実母にとって俺はまさしくペットかオモチャだったんだろう。普段は無視して、自分が構いたいときだけ構って、飽きたり都合が悪くなれば放り出す。そうしておいても良いお荷物。ボロボロの汚い服も、小さい頃の俺みたいだなと、洗濯してもらえなかった昔を思い出して自嘲する。
『おまえが要らない帰れと言うまで』と、小僧様は言った。母のように、飽きたら要らないと投げ出すのだろうか、俺も。
「ん?われは大丈夫だ。投げ出されはせぬぞ」
心を読まれたのかとぎくりとするが、当の小僧様は心底不思議そうに、しかし、相変わらずキラキラした目で俺を見上げている。
「行かぬのか?」
あ、前カゴからってことか、と気づいて少し笑う。目の前にいるのは幼い自分じゃないし、俺はあの母では無い。振り切るようにゆっくり瞬きをひとつして、自転車を漕ぎ出す。

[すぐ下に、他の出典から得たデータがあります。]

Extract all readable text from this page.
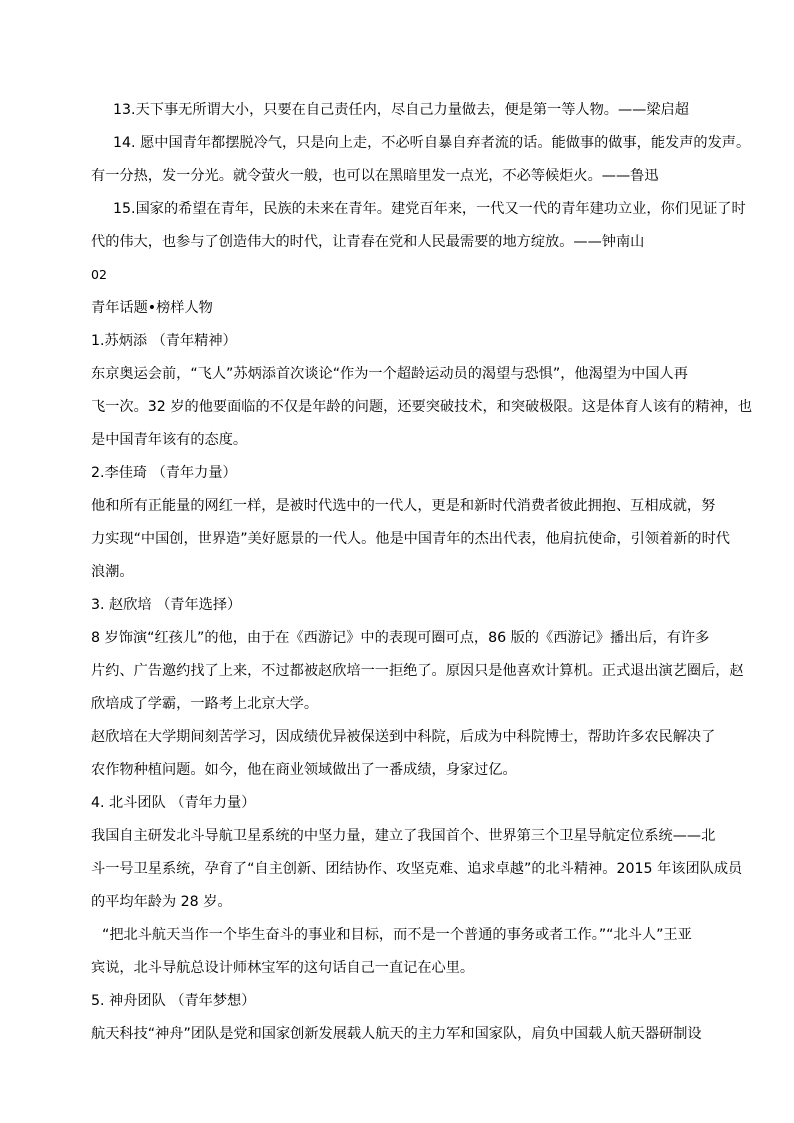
13.天下事无所谓大小，只要在自己责任内，尽自己力量做去，便是第一等人物。——梁启超
14. 愿中国青年都摆脱冷气，只是向上走，不必听自暴自弃者流的话。能做事的做事，能发声的发声。
有一分热，发一分光。就令萤火一般，也可以在黑暗里发一点光，不必等候炬火。——鲁迅
15.国家的希望在青年，民族的未来在青年。建党百年来，一代又一代的青年建功立业，你们见证了时
代的伟大，也参与了创造伟大的时代，让青春在党和人民最需要的地方绽放。——钟南山
02
青年话题•榜样人物
1.苏炳添 （青年精神）
东京奥运会前，“飞人”苏炳添首次谈论“作为一个超龄运动员的渴望与恐惧”，他渴望为中国人再
飞一次。32 岁的他要面临的不仅是年龄的问题，还要突破技术，和突破极限。这是体育人该有的精神，也
是中国青年该有的态度。
2.李佳琦 （青年力量）
他和所有正能量的网红一样，是被时代选中的一代人，更是和新时代消费者彼此拥抱、互相成就，努
力实现“中国创，世界造”美好愿景的一代人。他是中国青年的杰出代表，他肩抗使命，引领着新的时代
浪潮。
3. 赵欣培 （青年选择）
8 岁饰演“红孩儿”的他，由于在《西游记》中的表现可圈可点，86 版的《西游记》播出后，有许多
片约、广告邀约找了上来，不过都被赵欣培一一拒绝了。原因只是他喜欢计算机。正式退出演艺圈后，赵
欣培成了学霸，一路考上北京大学。
赵欣培在大学期间刻苦学习，因成绩优异被保送到中科院，后成为中科院博士，帮助许多农民解决了
农作物种植问题。如今，他在商业领域做出了一番成绩，身家过亿。
4. 北斗团队 （青年力量）
我国自主研发北斗导航卫星系统的中坚力量，建立了我国首个、世界第三个卫星导航定位系统——北
斗一号卫星系统，孕育了“自主创新、团结协作、攻坚克难、追求卓越”的北斗精神。2015 年该团队成员
的平均年龄为 28 岁。
“把北斗航天当作一个毕生奋斗的事业和目标，而不是一个普通的事务或者工作。”“北斗人”王亚
宾说，北斗导航总设计师林宝军的这句话自己一直记在心里。
5. 神舟团队 （青年梦想）
航天科技“神舟”团队是党和国家创新发展载人航天的主力军和国家队，肩负中国载人航天器研制设
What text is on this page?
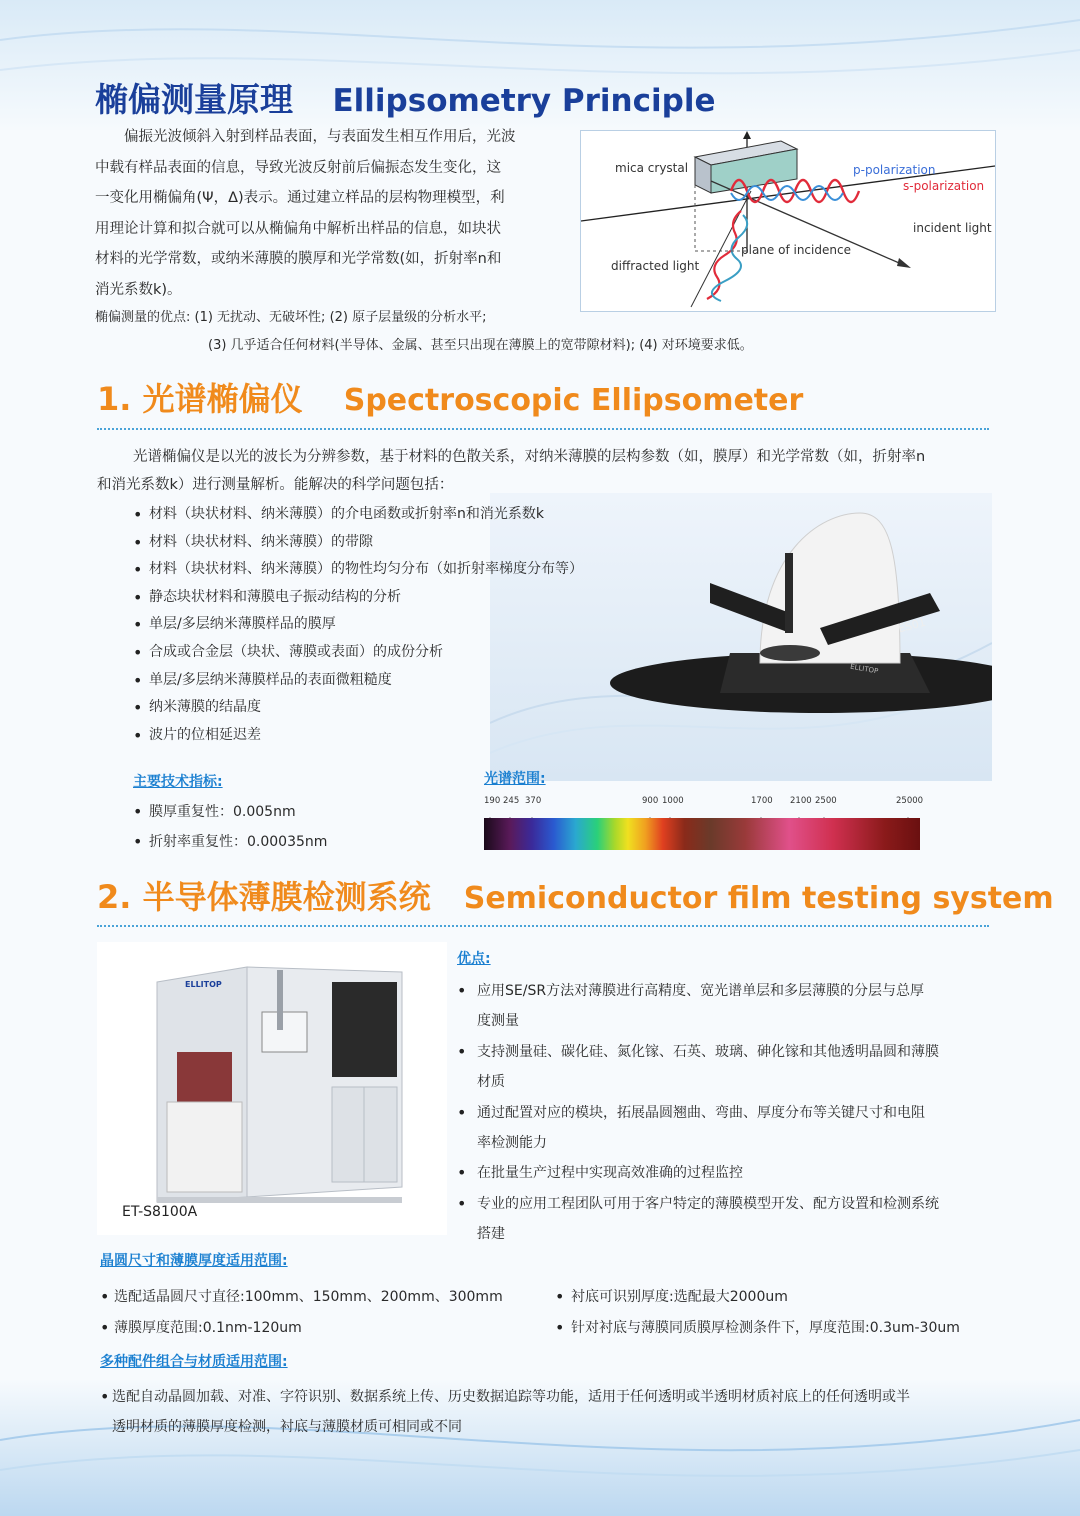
椭偏测量原理 Ellipsometry Principle
偏振光波倾斜入射到样品表面，与表面发生相互作用后，光波
中载有样品表面的信息，导致光波反射前后偏振态发生变化，这
一变化用椭偏角(Ψ，Δ)表示。通过建立样品的层构物理模型，利
用理论计算和拟合就可以从椭偏角中解析出样品的信息，如块状
材料的光学常数，或纳米薄膜的膜厚和光学常数(如，折射率n和
消光系数k)。
椭偏测量的优点: (1) 无扰动、无破坏性; (2) 原子层量级的分析水平;
(3) 几乎适合任何材料(半导体、金属、甚至只出现在薄膜上的宽带隙材料); (4) 对环境要求低。
mica crystal	p-polarization
s-polarization
incident light
plane of incidence
diffracted light
1. 光谱椭偏仪 Spectroscopic Ellipsometer
光谱椭偏仪是以光的波长为分辨参数，基于材料的色散关系，对纳米薄膜的层构参数（如，膜厚）和光学常数（如，折射率n
和消光系数k）进行测量解析。能解决的科学问题包括：
ES01
ELLITOP
• 材料（块状材料、纳米薄膜）的介电函数或折射率n和消光系数k
• 材料（块状材料、纳米薄膜）的带隙
• 材料（块状材料、纳米薄膜）的物性均匀分布（如折射率梯度分布等）
• 静态块状材料和薄膜电子振动结构的分析
• 单层/多层纳米薄膜样品的膜厚
• 合成或合金层（块状、薄膜或表面）的成份分析
• 单层/多层纳米薄膜样品的表面微粗糙度
• 纳米薄膜的结晶度
• 波片的位相延迟差
主要技术指标:
• 膜厚重复性：0.005nm
• 折射率重复性：0.00035nm
光谱范围:
190 245 370	900 1000	1700 2100 2500	25000
2. 半导体薄膜检测系统 Semiconductor film testing system
ELLITOP
ET-S8100A
优点:
• 应用SE/SR方法对薄膜进行高精度、宽光谱单层和多层薄膜的分层与总厚
度测量
• 支持测量硅、碳化硅、氮化镓、石英、玻璃、砷化镓和其他透明晶圆和薄膜
材质
• 通过配置对应的模块，拓展晶圆翘曲、弯曲、厚度分布等关键尺寸和电阻
率检测能力
• 在批量生产过程中实现高效准确的过程监控
• 专业的应用工程团队可用于客户特定的薄膜模型开发、配方设置和检测系统
搭建
晶圆尺寸和薄膜厚度适用范围:
• 选配适晶圆尺寸直径:100mm、150mm、200mm、300mm
• 薄膜厚度范围:0.1nm-120um
• 衬底可识别厚度:选配最大2000um
• 针对衬底与薄膜同质膜厚检测条件下，厚度范围:0.3um-30um
多种配件组合与材质适用范围:
• 选配自动晶圆加载、对准、字符识别、数据系统上传、历史数据追踪等功能，适用于任何透明或半透明材质衬底上的任何透明或半
透明材质的薄膜厚度检测，衬底与薄膜材质可相同或不同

「あ、小僧様。もう一個、聞きたかったんだけど。エビのなますって何?」
「あーそれは、な。知らなくて良いぞ。実はわれ、あれ、嫌い。要らない。もう飽き飽き」
「!おまっ!飽きたとか!要らないとか言うなよ。エビのなますの気持ちにもなれ!」
「エビの気持ちならまだしも、なますの気持ちにはなれない。おまえ、おかしなことを言う。神経質過ぎ」
くっ。生意気な!こうなったら、ぼろ切れの代わりに、綺麗な布で洋服を縫ってやる!馴染んだ服を取り上げられて、慣れない小綺麗な服を着せられる辱めを受けろ!
「よし。飛ばすけど落ちるなよ」
俺はサドルから尻を上げると、有らん限りの脚力で立ち漕ぎし始めた。
「しかし、おぬしは変てこな奴じゃな。我を話せるようになどと願った奴、初めてだ」
「?何か言ったか?」
「何でもない。もそっと慎重にせい!」
「ゴメンゴメン。でも、早く帰って手洗いたいし、ジャージも洗いたい」
「おぬし、本当に失礼な奴じゃな」
憎々しく呟く。しかし、新たな我が家への帰り道、夕陽に照らされた小僧様は幸せそうに笑んでいた。